Indian markets joined their Asian counterparts like China, Japan and Philippines in ‘bear territory’ on Thursday. A fall of 20 per cent from the recent peak is defined as bear market. After a volatile day, the benchmark Sensex closed below psychologically crucial 24,000-mark for the first time since May 15, 2014, a day before the Narendra Modi-led government came to power.
The 30-share index of bluechip companies is 20 per cent below its all-time closing high of 29,681.77, reached on January 29, 2015. Wealth worth nearly Rs 14 lakh crore has been eroded during this period. On Thursday, Sensex ended at 23,962.21, down 99.83 points, or 0.41 per cent, from the previous day’s close.

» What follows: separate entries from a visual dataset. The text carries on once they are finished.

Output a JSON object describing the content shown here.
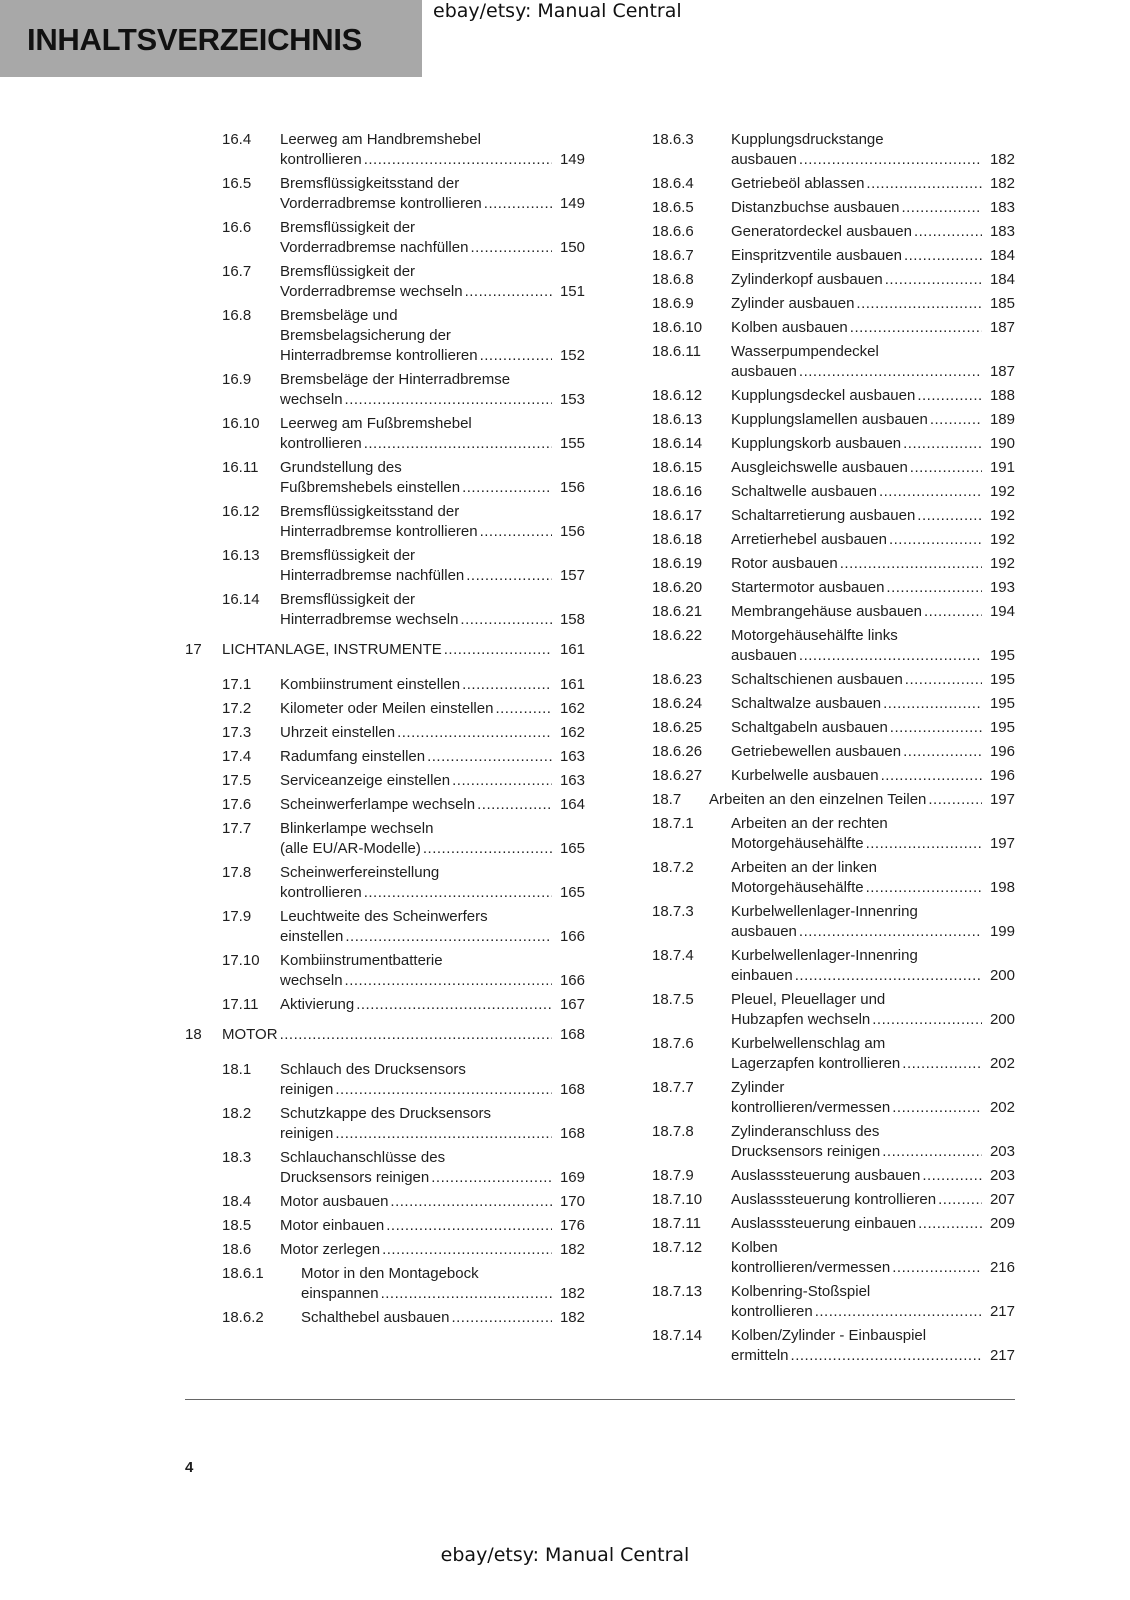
{
  "header": {
    "title": "INHALTSVERZEICHNIS"
  },
  "watermark": {
    "top": "ebay/etsy: Manual Central",
    "bottom": "ebay/etsy: Manual Central"
  },
  "footer": {
    "page_number": "4"
  },
  "columns": [
    [
      {
        "level": 2,
        "num": "16.4",
        "lines": [
          "Leerweg am Handbremshebel",
          "kontrollieren"
        ],
        "page": "149"
      },
      {
        "level": 2,
        "num": "16.5",
        "lines": [
          "Bremsflüssigkeitsstand der",
          "Vorderradbremse kontrollieren"
        ],
        "page": "149"
      },
      {
        "level": 2,
        "num": "16.6",
        "lines": [
          "Bremsflüssigkeit der",
          "Vorderradbremse nachfüllen"
        ],
        "page": "150"
      },
      {
        "level": 2,
        "num": "16.7",
        "lines": [
          "Bremsflüssigkeit der",
          "Vorderradbremse wechseln"
        ],
        "page": "151"
      },
      {
        "level": 2,
        "num": "16.8",
        "lines": [
          "Bremsbeläge und",
          "Bremsbelagsicherung der",
          "Hinterradbremse kontrollieren"
        ],
        "page": "152"
      },
      {
        "level": 2,
        "num": "16.9",
        "lines": [
          "Bremsbeläge der Hinterradbremse",
          "wechseln"
        ],
        "page": "153"
      },
      {
        "level": 2,
        "num": "16.10",
        "lines": [
          "Leerweg am Fußbremshebel",
          "kontrollieren"
        ],
        "page": "155"
      },
      {
        "level": 2,
        "num": "16.11",
        "lines": [
          "Grundstellung des",
          "Fußbremshebels einstellen"
        ],
        "page": "156"
      },
      {
        "level": 2,
        "num": "16.12",
        "lines": [
          "Bremsflüssigkeitsstand der",
          "Hinterradbremse kontrollieren"
        ],
        "page": "156"
      },
      {
        "level": 2,
        "num": "16.13",
        "lines": [
          "Bremsflüssigkeit der",
          "Hinterradbremse nachfüllen"
        ],
        "page": "157"
      },
      {
        "level": 2,
        "num": "16.14",
        "lines": [
          "Bremsflüssigkeit der",
          "Hinterradbremse wechseln"
        ],
        "page": "158"
      },
      {
        "level": 1,
        "num": "17",
        "lines": [
          "LICHTANLAGE, INSTRUMENTE"
        ],
        "page": "161"
      },
      {
        "level": 2,
        "num": "17.1",
        "lines": [
          "Kombiinstrument einstellen"
        ],
        "page": "161"
      },
      {
        "level": 2,
        "num": "17.2",
        "lines": [
          "Kilometer oder Meilen einstellen"
        ],
        "page": "162"
      },
      {
        "level": 2,
        "num": "17.3",
        "lines": [
          "Uhrzeit einstellen"
        ],
        "page": "162"
      },
      {
        "level": 2,
        "num": "17.4",
        "lines": [
          "Radumfang einstellen"
        ],
        "page": "163"
      },
      {
        "level": 2,
        "num": "17.5",
        "lines": [
          "Serviceanzeige einstellen"
        ],
        "page": "163"
      },
      {
        "level": 2,
        "num": "17.6",
        "lines": [
          "Scheinwerferlampe wechseln"
        ],
        "page": "164"
      },
      {
        "level": 2,
        "num": "17.7",
        "lines": [
          "Blinkerlampe wechseln",
          "(alle EU/AR-Modelle)"
        ],
        "page": "165"
      },
      {
        "level": 2,
        "num": "17.8",
        "lines": [
          "Scheinwerfereinstellung",
          "kontrollieren"
        ],
        "page": "165"
      },
      {
        "level": 2,
        "num": "17.9",
        "lines": [
          "Leuchtweite des Scheinwerfers",
          "einstellen"
        ],
        "page": "166"
      },
      {
        "level": 2,
        "num": "17.10",
        "lines": [
          "Kombiinstrumentbatterie",
          "wechseln"
        ],
        "page": "166"
      },
      {
        "level": 2,
        "num": "17.11",
        "lines": [
          "Aktivierung"
        ],
        "page": "167"
      },
      {
        "level": 1,
        "num": "18",
        "lines": [
          "MOTOR"
        ],
        "page": "168"
      },
      {
        "level": 2,
        "num": "18.1",
        "lines": [
          "Schlauch des Drucksensors",
          "reinigen"
        ],
        "page": "168"
      },
      {
        "level": 2,
        "num": "18.2",
        "lines": [
          "Schutzkappe des Drucksensors",
          "reinigen"
        ],
        "page": "168"
      },
      {
        "level": 2,
        "num": "18.3",
        "lines": [
          "Schlauchanschlüsse des",
          "Drucksensors reinigen"
        ],
        "page": "169"
      },
      {
        "level": 2,
        "num": "18.4",
        "lines": [
          "Motor ausbauen"
        ],
        "page": "170"
      },
      {
        "level": 2,
        "num": "18.5",
        "lines": [
          "Motor einbauen"
        ],
        "page": "176"
      },
      {
        "level": 2,
        "num": "18.6",
        "lines": [
          "Motor zerlegen"
        ],
        "page": "182"
      },
      {
        "level": 3,
        "num": "18.6.1",
        "lines": [
          "Motor in den Montagebock",
          "einspannen"
        ],
        "page": "182"
      },
      {
        "level": 3,
        "num": "18.6.2",
        "lines": [
          "Schalthebel ausbauen"
        ],
        "page": "182"
      }
    ],
    [
      {
        "level": 3,
        "num": "18.6.3",
        "lines": [
          "Kupplungsdruckstange",
          "ausbauen"
        ],
        "page": "182"
      },
      {
        "level": 3,
        "num": "18.6.4",
        "lines": [
          "Getriebeöl ablassen"
        ],
        "page": "182"
      },
      {
        "level": 3,
        "num": "18.6.5",
        "lines": [
          "Distanzbuchse ausbauen"
        ],
        "page": "183"
      },
      {
        "level": 3,
        "num": "18.6.6",
        "lines": [
          "Generatordeckel ausbauen"
        ],
        "page": "183"
      },
      {
        "level": 3,
        "num": "18.6.7",
        "lines": [
          "Einspritzventile ausbauen"
        ],
        "page": "184"
      },
      {
        "level": 3,
        "num": "18.6.8",
        "lines": [
          "Zylinderkopf ausbauen"
        ],
        "page": "184"
      },
      {
        "level": 3,
        "num": "18.6.9",
        "lines": [
          "Zylinder ausbauen"
        ],
        "page": "185"
      },
      {
        "level": 3,
        "num": "18.6.10",
        "lines": [
          "Kolben ausbauen"
        ],
        "page": "187"
      },
      {
        "level": 3,
        "num": "18.6.11",
        "lines": [
          "Wasserpumpendeckel",
          "ausbauen"
        ],
        "page": "187"
      },
      {
        "level": 3,
        "num": "18.6.12",
        "lines": [
          "Kupplungsdeckel ausbauen"
        ],
        "page": "188"
      },
      {
        "level": 3,
        "num": "18.6.13",
        "lines": [
          "Kupplungslamellen ausbauen"
        ],
        "page": "189"
      },
      {
        "level": 3,
        "num": "18.6.14",
        "lines": [
          "Kupplungskorb ausbauen"
        ],
        "page": "190"
      },
      {
        "level": 3,
        "num": "18.6.15",
        "lines": [
          "Ausgleichswelle ausbauen"
        ],
        "page": "191"
      },
      {
        "level": 3,
        "num": "18.6.16",
        "lines": [
          "Schaltwelle ausbauen"
        ],
        "page": "192"
      },
      {
        "level": 3,
        "num": "18.6.17",
        "lines": [
          "Schaltarretierung ausbauen"
        ],
        "page": "192"
      },
      {
        "level": 3,
        "num": "18.6.18",
        "lines": [
          "Arretierhebel ausbauen"
        ],
        "page": "192"
      },
      {
        "level": 3,
        "num": "18.6.19",
        "lines": [
          "Rotor ausbauen"
        ],
        "page": "192"
      },
      {
        "level": 3,
        "num": "18.6.20",
        "lines": [
          "Startermotor ausbauen"
        ],
        "page": "193"
      },
      {
        "level": 3,
        "num": "18.6.21",
        "lines": [
          "Membrangehäuse ausbauen"
        ],
        "page": "194"
      },
      {
        "level": 3,
        "num": "18.6.22",
        "lines": [
          "Motorgehäusehälfte links",
          "ausbauen"
        ],
        "page": "195"
      },
      {
        "level": 3,
        "num": "18.6.23",
        "lines": [
          "Schaltschienen ausbauen"
        ],
        "page": "195"
      },
      {
        "level": 3,
        "num": "18.6.24",
        "lines": [
          "Schaltwalze ausbauen"
        ],
        "page": "195"
      },
      {
        "level": 3,
        "num": "18.6.25",
        "lines": [
          "Schaltgabeln ausbauen"
        ],
        "page": "195"
      },
      {
        "level": 3,
        "num": "18.6.26",
        "lines": [
          "Getriebewellen ausbauen"
        ],
        "page": "196"
      },
      {
        "level": 3,
        "num": "18.6.27",
        "lines": [
          "Kurbelwelle ausbauen"
        ],
        "page": "196"
      },
      {
        "level": 2,
        "num": "18.7",
        "lines": [
          "Arbeiten an den einzelnen Teilen"
        ],
        "page": "197"
      },
      {
        "level": 3,
        "num": "18.7.1",
        "lines": [
          "Arbeiten an der rechten",
          "Motorgehäusehälfte"
        ],
        "page": "197"
      },
      {
        "level": 3,
        "num": "18.7.2",
        "lines": [
          "Arbeiten an der linken",
          "Motorgehäusehälfte"
        ],
        "page": "198"
      },
      {
        "level": 3,
        "num": "18.7.3",
        "lines": [
          "Kurbelwellenlager-Innenring",
          "ausbauen"
        ],
        "page": "199"
      },
      {
        "level": 3,
        "num": "18.7.4",
        "lines": [
          "Kurbelwellenlager-Innenring",
          "einbauen"
        ],
        "page": "200"
      },
      {
        "level": 3,
        "num": "18.7.5",
        "lines": [
          "Pleuel, Pleuellager und",
          "Hubzapfen wechseln"
        ],
        "page": "200"
      },
      {
        "level": 3,
        "num": "18.7.6",
        "lines": [
          "Kurbelwellenschlag am",
          "Lagerzapfen kontrollieren"
        ],
        "page": "202"
      },
      {
        "level": 3,
        "num": "18.7.7",
        "lines": [
          "Zylinder",
          "kontrollieren/vermessen"
        ],
        "page": "202"
      },
      {
        "level": 3,
        "num": "18.7.8",
        "lines": [
          "Zylinderanschluss des",
          "Drucksensors reinigen"
        ],
        "page": "203"
      },
      {
        "level": 3,
        "num": "18.7.9",
        "lines": [
          "Auslasssteuerung ausbauen"
        ],
        "page": "203"
      },
      {
        "level": 3,
        "num": "18.7.10",
        "lines": [
          "Auslasssteuerung kontrollieren"
        ],
        "page": "207"
      },
      {
        "level": 3,
        "num": "18.7.11",
        "lines": [
          "Auslasssteuerung einbauen"
        ],
        "page": "209"
      },
      {
        "level": 3,
        "num": "18.7.12",
        "lines": [
          "Kolben",
          "kontrollieren/vermessen"
        ],
        "page": "216"
      },
      {
        "level": 3,
        "num": "18.7.13",
        "lines": [
          "Kolbenring-Stoßspiel",
          "kontrollieren"
        ],
        "page": "217"
      },
      {
        "level": 3,
        "num": "18.7.14",
        "lines": [
          "Kolben/Zylinder - Einbauspiel",
          "ermitteln"
        ],
        "page": "217"
      }
    ]
  ]
}
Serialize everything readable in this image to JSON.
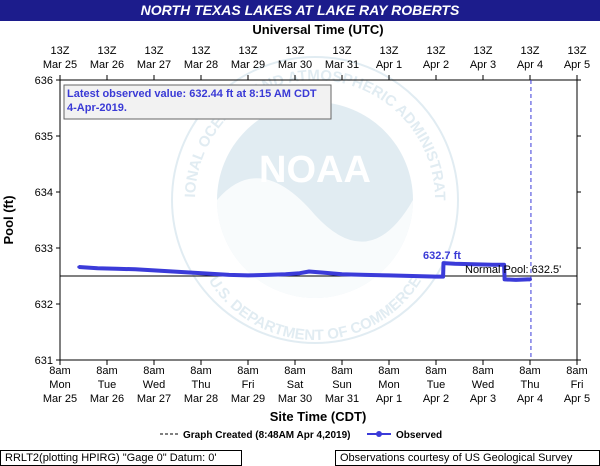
{
  "title": "NORTH TEXAS LAKES AT LAKE RAY ROBERTS",
  "top_axis_title": "Universal Time (UTC)",
  "bottom_axis_title": "Site Time (CDT)",
  "yaxis_title": "Pool (ft)",
  "annotation_box": "Latest observed value: 632.44 ft at 8:15 AM CDT 4-Apr-2019.",
  "peak_label": "632.7 ft",
  "normal_pool_label": "Normal Pool: 632.5'",
  "legend": {
    "created_label": "Graph Created (8:48AM Apr 4,2019)",
    "observed_label": "Observed"
  },
  "footer": {
    "left": "RRLT2(plotting HPIRG) \"Gage 0\" Datum: 0'",
    "right": "Observations courtesy of US Geological Survey"
  },
  "watermark": {
    "logo_text": "NOAA",
    "ring_top": "NATIONAL OCEANIC AND ATMOSPHERIC ADMINISTRATION",
    "ring_bottom": "U.S. DEPARTMENT OF COMMERCE"
  },
  "colors": {
    "title_bg": "#1c1c8c",
    "observed": "#3b3bd9",
    "annotation_text": "#3a3ad6",
    "watermark": "#c9dde8"
  },
  "chart_data": {
    "type": "line",
    "ylim": [
      631,
      636
    ],
    "yticks": [
      631,
      632,
      633,
      634,
      635,
      636
    ],
    "x_range_days": [
      0,
      11
    ],
    "top_ticks": [
      {
        "l1": "13Z",
        "l2": "Mar 25"
      },
      {
        "l1": "13Z",
        "l2": "Mar 26"
      },
      {
        "l1": "13Z",
        "l2": "Mar 27"
      },
      {
        "l1": "13Z",
        "l2": "Mar 28"
      },
      {
        "l1": "13Z",
        "l2": "Mar 29"
      },
      {
        "l1": "13Z",
        "l2": "Mar 30"
      },
      {
        "l1": "13Z",
        "l2": "Mar 31"
      },
      {
        "l1": "13Z",
        "l2": "Apr 1"
      },
      {
        "l1": "13Z",
        "l2": "Apr 2"
      },
      {
        "l1": "13Z",
        "l2": "Apr 3"
      },
      {
        "l1": "13Z",
        "l2": "Apr 4"
      },
      {
        "l1": "13Z",
        "l2": "Apr 5"
      }
    ],
    "bottom_ticks": [
      {
        "l1": "8am",
        "l2": "Mon",
        "l3": "Mar 25"
      },
      {
        "l1": "8am",
        "l2": "Tue",
        "l3": "Mar 26"
      },
      {
        "l1": "8am",
        "l2": "Wed",
        "l3": "Mar 27"
      },
      {
        "l1": "8am",
        "l2": "Thu",
        "l3": "Mar 28"
      },
      {
        "l1": "8am",
        "l2": "Fri",
        "l3": "Mar 29"
      },
      {
        "l1": "8am",
        "l2": "Sat",
        "l3": "Mar 30"
      },
      {
        "l1": "8am",
        "l2": "Sun",
        "l3": "Mar 31"
      },
      {
        "l1": "8am",
        "l2": "Mon",
        "l3": "Apr 1"
      },
      {
        "l1": "8am",
        "l2": "Tue",
        "l3": "Apr 2"
      },
      {
        "l1": "8am",
        "l2": "Wed",
        "l3": "Apr 3"
      },
      {
        "l1": "8am",
        "l2": "Thu",
        "l3": "Apr 4"
      },
      {
        "l1": "8am",
        "l2": "Fri",
        "l3": "Apr 5"
      }
    ],
    "normal_pool": 632.5,
    "graph_created_day": 10.02,
    "series": [
      {
        "name": "Observed",
        "points": [
          [
            0.4,
            632.66
          ],
          [
            0.8,
            632.64
          ],
          [
            1.2,
            632.63
          ],
          [
            1.6,
            632.62
          ],
          [
            2.0,
            632.6
          ],
          [
            2.4,
            632.58
          ],
          [
            2.8,
            632.56
          ],
          [
            3.2,
            632.54
          ],
          [
            3.6,
            632.52
          ],
          [
            4.0,
            632.51
          ],
          [
            4.4,
            632.52
          ],
          [
            4.8,
            632.53
          ],
          [
            5.1,
            632.55
          ],
          [
            5.3,
            632.58
          ],
          [
            5.6,
            632.56
          ],
          [
            6.0,
            632.53
          ],
          [
            6.5,
            632.52
          ],
          [
            7.0,
            632.51
          ],
          [
            7.5,
            632.5
          ],
          [
            8.0,
            632.49
          ],
          [
            8.15,
            632.49
          ],
          [
            8.16,
            632.73
          ],
          [
            8.4,
            632.72
          ],
          [
            8.8,
            632.71
          ],
          [
            9.2,
            632.7
          ],
          [
            9.45,
            632.7
          ],
          [
            9.46,
            632.44
          ],
          [
            9.7,
            632.43
          ],
          [
            9.95,
            632.44
          ],
          [
            10.01,
            632.44
          ]
        ]
      }
    ]
  }
}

Most major Asian markets and European markets such as Germany, France and the UK have entered bear territory recently. Interestingly, the US is one of the few major markets which haven’t plunged into bear zone yet.
Market players say if the domestic market continues to trade at current levels for a week, it would be a confirmation of bear market. On Thursday, the 50-share NSE Nifty closed at 7,276.80, down 32.5 points, or 0.44 per cent. The gauge was 19.1 per cent below its all-time closing high of 8,996.25, touched on March 3, 2015.
On Thursday, Japan and China fell over 2.5 per cent each following a sharp drop in the US markets a day earlier.
European markets were trading marginally higher at the time of closing of the Indian markets as oil prices steadied around $28 a barrel. “With oil prices correcting, investors are getting worried of a global slowdown. This is a typical phase where all news gets treated as bearish news,” said Ramesh Damani, member, BSE. “What is happening with China, oil and interest rates, is a reason to be optimistic rather than pessimistic.”
Uncertainty around China and world economy amid 12-year low oil prices had triggered a wave of selling across global equities on Wednesday.
Huge foreign capital outflows have seen the benchmark Sensex and Nifty indices fall more than 8 per cent over the past three weeks. Foreign institutional investors (FII) on Thursday sold shares worth nearly Rs 1,750 crore, extending their recent selling. Since the start of the year, FIIs have pulled out nearly Rs 12,000 crore from the Indian stocks. The FII sell-off has weakened the rupee below 68 against the dollar to its lowest level since August 28, 2013.
International investors are pulling out from emerging markets, including India, and moving to safe assets like the US Treasury and gold. Domestic money managers, however, continue to remain positive on the equity markets in medium-term on hopes of recovery in the earnings and improvement in the economy with the help of reforms. Domestic institution, including mutual funds and insurance companies, have pumped in over Rs 10,000 crore into stocks since the start of the year.
On Thursday, there were net buyers to the tune of Rs 1,270 crore, provisional data showed. From our past experiences, such periods of intensive selling have proved good buying opportunities for long-term investors, said S Naren, chief investment officer (CIO), ICICI Prudential AMC.
“Investors who bought in 1998, 2002 and 2008 crisis had actually made money,” he said.
Meanwhile, on Thursday, the beaten-down banking stocks tried to stage a comeback with Axis Bank gaining 5 per cent, State Bank of India adding 1.2 per cent and ICICI Bank gaining nearly a per cent. On the other hand, shares of automobile companies posted sharp declines on concerns over slowdown in China. Maruti Suzuki and Tata Motors fell around 4 per cent each.